Anastasio hizo un gesto que quería decir: Esas cosas de mujeres no me interesan a mí”.

—No se me olvida —prosiguió Demetrio hablando y con el cigarro en la boca—. Iba yo muy retemalo. Acababa de beberme un jarro de agua azul muy fresquecita. “¿No quere más?”, me preguntó la prietilla… Bueno, pos me quedé rendido del calenturón, y too fue estar viendo una jícara de agua azul y oír la vocecita: “¿No quere más?”… Pero una voz, compadre, que me sonaba en las orejas como organillo de plata… Pancracio, tú ¿qué dices? ¿Nos vamos al ranchito?

—Mire, compadre Demetrio, ¿a que no me lo cree? Yo tengo mucha experiencia en eso de las viejas… ¡Las mujeres!… Pa un rato… ¡Y mi’ qué rato!… ¡Pa las lepras y rasguños con que me han marcao el pellejo! ¡Mal ajo pa ellas! Son el enemigo malo. De veras, compadre, ¿voy que no me lo cree?… Por eso verá que ni… Pero yo tengo mucha experiencia en eso.

—¿Qué día vamos al ranchito, Pancracio? —insistió Demetrio, echando una bocanada de humo gris.

—Usté nomás dice… Ya sabe que allí dejé a mi amor…

—Tuyo… y no —pronunció la Codorniz amodorrado.

—Tuya… y mía también. Güeno es que seas compadecido y nos la vayas a trair de veras —rumoreó el Manteca.

—Hombre, sí, Pancracio; traite a la tuerta María Antonia, que por acá hace mucho frío —gritó a lo lejos el Meco.

Y muchos prorrumpieron en carcajadas, mientras el Manteca y Pancracio iniciaban su torneo de insolencias y obscenidades.

XX

—¡Que viene Villa!

La noticia se propagó con la velocidad del relámpago.

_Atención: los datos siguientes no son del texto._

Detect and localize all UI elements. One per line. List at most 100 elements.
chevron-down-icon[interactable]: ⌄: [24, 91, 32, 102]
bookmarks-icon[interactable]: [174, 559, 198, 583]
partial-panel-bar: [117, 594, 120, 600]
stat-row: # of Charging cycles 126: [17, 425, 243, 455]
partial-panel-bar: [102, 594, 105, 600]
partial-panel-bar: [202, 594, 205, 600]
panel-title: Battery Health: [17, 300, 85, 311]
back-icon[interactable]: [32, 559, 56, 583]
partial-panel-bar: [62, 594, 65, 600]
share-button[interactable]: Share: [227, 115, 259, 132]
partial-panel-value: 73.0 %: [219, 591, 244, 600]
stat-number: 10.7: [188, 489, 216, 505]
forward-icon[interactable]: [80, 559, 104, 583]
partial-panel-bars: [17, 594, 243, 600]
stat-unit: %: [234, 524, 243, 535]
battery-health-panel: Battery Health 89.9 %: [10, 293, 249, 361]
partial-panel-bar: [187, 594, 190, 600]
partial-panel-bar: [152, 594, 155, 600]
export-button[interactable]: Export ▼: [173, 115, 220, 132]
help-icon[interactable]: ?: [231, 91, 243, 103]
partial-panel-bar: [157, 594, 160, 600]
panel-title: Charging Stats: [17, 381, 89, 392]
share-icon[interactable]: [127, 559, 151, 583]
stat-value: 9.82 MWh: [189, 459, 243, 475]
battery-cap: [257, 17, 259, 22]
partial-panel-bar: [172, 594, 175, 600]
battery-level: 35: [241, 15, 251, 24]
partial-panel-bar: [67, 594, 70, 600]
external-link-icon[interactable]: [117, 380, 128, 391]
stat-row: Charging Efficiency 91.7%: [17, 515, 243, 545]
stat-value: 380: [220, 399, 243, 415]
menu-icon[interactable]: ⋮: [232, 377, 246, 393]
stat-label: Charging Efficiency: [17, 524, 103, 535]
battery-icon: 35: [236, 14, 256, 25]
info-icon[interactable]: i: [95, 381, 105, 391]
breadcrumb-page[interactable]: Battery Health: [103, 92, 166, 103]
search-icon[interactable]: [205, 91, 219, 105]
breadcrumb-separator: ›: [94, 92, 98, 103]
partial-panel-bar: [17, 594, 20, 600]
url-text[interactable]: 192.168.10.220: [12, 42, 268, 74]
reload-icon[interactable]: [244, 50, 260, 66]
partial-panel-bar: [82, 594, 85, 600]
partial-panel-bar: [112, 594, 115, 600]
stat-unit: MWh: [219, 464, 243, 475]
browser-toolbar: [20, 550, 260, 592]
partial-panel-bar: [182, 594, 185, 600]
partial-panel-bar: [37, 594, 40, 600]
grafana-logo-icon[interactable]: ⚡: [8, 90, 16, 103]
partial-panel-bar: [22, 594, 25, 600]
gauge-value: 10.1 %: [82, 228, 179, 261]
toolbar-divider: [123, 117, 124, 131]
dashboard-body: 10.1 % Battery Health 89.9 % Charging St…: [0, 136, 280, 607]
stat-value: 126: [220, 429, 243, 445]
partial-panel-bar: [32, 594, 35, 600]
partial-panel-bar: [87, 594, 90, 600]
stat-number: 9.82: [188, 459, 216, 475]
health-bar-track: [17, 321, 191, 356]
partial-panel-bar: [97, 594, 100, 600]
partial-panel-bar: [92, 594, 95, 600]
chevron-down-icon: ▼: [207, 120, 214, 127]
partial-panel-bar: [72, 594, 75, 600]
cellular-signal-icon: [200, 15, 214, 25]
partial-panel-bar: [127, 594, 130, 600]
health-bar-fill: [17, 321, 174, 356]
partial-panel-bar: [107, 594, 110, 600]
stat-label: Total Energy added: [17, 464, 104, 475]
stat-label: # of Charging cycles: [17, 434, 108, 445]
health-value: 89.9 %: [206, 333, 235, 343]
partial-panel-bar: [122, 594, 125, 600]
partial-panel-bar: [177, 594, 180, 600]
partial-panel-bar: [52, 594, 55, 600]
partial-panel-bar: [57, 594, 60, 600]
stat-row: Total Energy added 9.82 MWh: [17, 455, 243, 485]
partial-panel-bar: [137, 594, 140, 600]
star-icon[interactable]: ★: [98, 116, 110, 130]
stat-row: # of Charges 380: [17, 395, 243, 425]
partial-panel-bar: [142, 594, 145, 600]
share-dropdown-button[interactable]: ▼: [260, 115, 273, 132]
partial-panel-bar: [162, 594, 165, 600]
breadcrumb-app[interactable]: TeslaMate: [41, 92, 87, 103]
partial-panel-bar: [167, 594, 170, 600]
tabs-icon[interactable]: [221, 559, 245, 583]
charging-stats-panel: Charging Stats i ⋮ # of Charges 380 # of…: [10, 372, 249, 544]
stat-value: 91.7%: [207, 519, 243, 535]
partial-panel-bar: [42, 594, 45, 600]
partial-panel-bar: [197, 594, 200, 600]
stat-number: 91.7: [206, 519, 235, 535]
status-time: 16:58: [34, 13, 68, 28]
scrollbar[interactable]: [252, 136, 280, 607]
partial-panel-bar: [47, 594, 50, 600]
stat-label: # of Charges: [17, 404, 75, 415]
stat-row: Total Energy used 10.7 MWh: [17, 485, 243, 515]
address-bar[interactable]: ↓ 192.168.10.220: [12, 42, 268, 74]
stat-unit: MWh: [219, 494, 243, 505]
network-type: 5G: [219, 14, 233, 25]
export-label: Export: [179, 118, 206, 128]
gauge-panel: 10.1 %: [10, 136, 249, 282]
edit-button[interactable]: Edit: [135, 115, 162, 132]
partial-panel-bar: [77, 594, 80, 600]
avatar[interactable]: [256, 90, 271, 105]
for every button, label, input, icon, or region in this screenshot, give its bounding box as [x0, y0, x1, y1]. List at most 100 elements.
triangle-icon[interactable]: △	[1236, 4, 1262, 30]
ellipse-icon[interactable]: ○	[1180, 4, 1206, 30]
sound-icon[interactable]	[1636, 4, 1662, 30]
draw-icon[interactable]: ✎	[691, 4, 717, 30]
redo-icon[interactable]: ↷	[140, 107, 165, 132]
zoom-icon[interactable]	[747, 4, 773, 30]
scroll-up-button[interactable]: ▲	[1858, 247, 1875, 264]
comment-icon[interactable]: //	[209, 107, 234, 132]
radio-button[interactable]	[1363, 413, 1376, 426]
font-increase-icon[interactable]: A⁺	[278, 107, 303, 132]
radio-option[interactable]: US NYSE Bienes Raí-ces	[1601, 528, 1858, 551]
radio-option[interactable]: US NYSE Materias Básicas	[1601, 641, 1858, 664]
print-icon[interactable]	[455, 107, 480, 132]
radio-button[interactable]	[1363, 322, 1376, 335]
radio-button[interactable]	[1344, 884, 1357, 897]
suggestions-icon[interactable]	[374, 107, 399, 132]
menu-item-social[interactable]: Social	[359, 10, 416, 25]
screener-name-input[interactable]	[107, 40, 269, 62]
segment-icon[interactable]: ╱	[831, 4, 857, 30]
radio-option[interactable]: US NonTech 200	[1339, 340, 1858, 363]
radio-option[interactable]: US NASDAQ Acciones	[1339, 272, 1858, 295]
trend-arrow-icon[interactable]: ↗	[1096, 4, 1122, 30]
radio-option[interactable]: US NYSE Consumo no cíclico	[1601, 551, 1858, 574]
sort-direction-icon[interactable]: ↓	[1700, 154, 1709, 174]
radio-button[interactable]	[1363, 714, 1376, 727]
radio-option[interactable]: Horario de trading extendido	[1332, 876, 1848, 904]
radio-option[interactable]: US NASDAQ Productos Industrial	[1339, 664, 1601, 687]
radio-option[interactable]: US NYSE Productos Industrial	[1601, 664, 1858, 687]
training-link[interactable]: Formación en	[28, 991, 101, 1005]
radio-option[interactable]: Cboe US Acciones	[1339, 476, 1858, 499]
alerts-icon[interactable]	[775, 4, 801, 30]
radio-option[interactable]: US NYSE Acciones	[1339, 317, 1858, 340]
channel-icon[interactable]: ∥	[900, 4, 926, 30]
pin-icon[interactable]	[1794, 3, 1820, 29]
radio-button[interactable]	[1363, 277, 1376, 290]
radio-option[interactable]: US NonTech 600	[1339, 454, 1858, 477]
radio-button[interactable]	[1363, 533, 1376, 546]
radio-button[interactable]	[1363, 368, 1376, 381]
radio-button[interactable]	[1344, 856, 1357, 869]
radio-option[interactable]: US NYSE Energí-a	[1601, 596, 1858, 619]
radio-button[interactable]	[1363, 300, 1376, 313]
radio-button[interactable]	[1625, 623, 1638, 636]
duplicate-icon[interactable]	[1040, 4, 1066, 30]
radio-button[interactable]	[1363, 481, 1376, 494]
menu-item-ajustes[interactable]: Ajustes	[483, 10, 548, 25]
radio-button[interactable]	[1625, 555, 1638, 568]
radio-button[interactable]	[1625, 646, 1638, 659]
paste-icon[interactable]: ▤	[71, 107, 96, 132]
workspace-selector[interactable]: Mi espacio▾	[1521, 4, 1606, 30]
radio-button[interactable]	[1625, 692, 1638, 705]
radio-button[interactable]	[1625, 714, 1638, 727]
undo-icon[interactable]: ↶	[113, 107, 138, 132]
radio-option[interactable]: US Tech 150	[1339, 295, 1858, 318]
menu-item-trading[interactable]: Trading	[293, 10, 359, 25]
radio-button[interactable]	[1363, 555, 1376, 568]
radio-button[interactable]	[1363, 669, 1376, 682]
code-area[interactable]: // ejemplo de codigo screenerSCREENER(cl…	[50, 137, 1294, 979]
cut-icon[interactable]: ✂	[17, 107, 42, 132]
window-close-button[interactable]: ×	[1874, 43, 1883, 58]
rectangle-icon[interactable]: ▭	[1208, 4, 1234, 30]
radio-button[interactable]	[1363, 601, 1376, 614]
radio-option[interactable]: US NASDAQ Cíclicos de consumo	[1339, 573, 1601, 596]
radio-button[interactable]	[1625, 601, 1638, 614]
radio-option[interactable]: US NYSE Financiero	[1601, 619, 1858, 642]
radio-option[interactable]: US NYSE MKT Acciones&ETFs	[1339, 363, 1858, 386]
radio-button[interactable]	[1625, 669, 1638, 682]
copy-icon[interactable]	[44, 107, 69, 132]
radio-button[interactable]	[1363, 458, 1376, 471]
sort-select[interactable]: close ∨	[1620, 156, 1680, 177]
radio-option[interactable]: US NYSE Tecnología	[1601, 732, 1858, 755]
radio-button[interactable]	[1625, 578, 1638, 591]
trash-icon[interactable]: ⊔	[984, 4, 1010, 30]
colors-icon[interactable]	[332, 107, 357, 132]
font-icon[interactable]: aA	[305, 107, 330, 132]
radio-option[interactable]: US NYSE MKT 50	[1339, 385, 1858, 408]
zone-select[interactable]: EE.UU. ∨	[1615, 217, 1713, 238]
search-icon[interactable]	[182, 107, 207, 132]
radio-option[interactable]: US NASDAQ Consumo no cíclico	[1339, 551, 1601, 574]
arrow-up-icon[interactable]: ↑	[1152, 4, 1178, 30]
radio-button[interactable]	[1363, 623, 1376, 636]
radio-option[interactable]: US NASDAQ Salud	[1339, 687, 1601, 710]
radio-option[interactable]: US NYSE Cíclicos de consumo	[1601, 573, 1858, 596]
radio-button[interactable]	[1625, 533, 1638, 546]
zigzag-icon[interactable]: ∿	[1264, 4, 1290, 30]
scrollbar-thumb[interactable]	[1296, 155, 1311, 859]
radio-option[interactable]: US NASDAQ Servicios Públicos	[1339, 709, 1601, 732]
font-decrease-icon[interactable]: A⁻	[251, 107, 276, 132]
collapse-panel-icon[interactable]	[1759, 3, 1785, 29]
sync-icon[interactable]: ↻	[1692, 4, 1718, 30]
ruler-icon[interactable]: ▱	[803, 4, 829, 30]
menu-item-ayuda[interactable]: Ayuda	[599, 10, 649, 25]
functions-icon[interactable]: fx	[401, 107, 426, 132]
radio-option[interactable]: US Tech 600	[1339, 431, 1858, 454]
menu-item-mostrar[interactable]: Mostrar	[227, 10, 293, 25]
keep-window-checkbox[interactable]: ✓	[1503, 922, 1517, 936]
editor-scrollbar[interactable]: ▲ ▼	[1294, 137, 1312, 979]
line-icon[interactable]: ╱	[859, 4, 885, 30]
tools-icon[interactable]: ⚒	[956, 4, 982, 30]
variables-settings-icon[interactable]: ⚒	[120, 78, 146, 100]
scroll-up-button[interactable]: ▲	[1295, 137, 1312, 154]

—¡Ah, Villa!… La palabra mágica. El gran hombre que se esboza; el guerrero invicto que ejerce a distancia ya su gran fascinación de boa.

—¡Nuestro Napoleón mexicano! —exclama Luis Cervantes.

—Sí, “el Águila azteca, que ha clavado su pico de acero sobre la cabeza de la víbora Victoriano Huerta”… Así dije en un discurso en Ciudad Juárez —habló en tono un tanto irónico Alberto Solís, el ayudante de Natera.

Los dos, sentados en el mostrador de una cantina, apuraban sendos vasos de cerveza.

Y los gorrudos de bufandas al cuello, de gruesos zapatones de vaqueta y encallecidas manos de vaquero, comiendo y bebiendo sin cesar, sólo hablaban de Villa y sus tropas.

Los de Natera hacían abrir tamaña boca de admiración a los de Macías.

¡Oh, Villa!… ¡Los combates de Ciudad Juárez, Tierra Blanca, Chihuahua, Torreón!

Pero los hechos vistos y vividos no valían nada. Había que oír la narración de sus proezas portentosas, donde, a renglón seguido de un acto de sorprendente magnanimidad, venía la hazaña más bestial. Villa es el indomable señor de la sierra, la eterna víctima de todos los gobiernos, que lo persiguen como una fiera; Villa es la reencarnación de la vieja leyenda: el bandido-providencia, que pasa por el mundo con la antorcha luminosa de un ideal: ¡robar a los ricos para hacer ricos a los pobres! Y los pobres le forjan una leyenda que el tiempo se encargará de embellecer para que viva de generación en generación.